A catalytic converter is a device that looks like a small muffler along with the exhaust system. It is designed to convert the environmentally hazardous exhaust emitted by an engine into less harmful gasses. To do this, manufacturers use platinum, palladium, or rhodium. In recent years, the values of these precious metals have increased significantly, and many investigators are attributing the dramatic increase in catalytic converter thefts to rising metal costs.
“The pandemic has had significant impacts on society. We have a lot of disenfranchised youth that are unemployed, and outreach programs are shut down or limited due to COVID. There is frustration and anger in society. We also are seeing public safety resource limitations and withdrawal of proactive policing due to budget constraints. I’ve been studying this for almost 30 years; when you have a perfect storm like this, we see that manifest in crimes against automobiles,” said NICB President & CEO David Glawe.
Reversing this trend will take a coordinated effort—one that NICB is uniquely positioned to support. NICB will continue to raise public awareness through an aggressive media campaign focused on target markets where we see the highest number of crimes.
Recently, the National Insurance Crime Bureau (NICB) teamed up with Newport News and Hampton Police Departments to host a catalytic converter etching event. The purpose of the event was to assist law enforcement in tying a converter to a stolen report or deter theft altogether.
Both Police Departments provided city mechanics to etch and paint catalytic converters based on where the vehicle is registered.

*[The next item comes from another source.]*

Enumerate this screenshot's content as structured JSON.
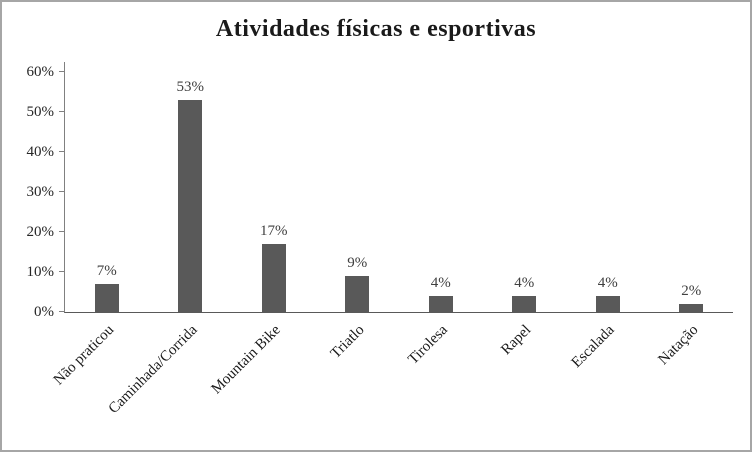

The mechanics worked together to take a photo of the vehicle’s VIN and etch it onto the converter. They would then use high-temperature paint to mark the converter that indicates the jurisdiction. The entire process took about five minutes per vehicle.
Additional etching events are currently being scheduled in Virginia. The NICB encourages law enforcement across the nation to hold similar events to help combat catalytic converter theft.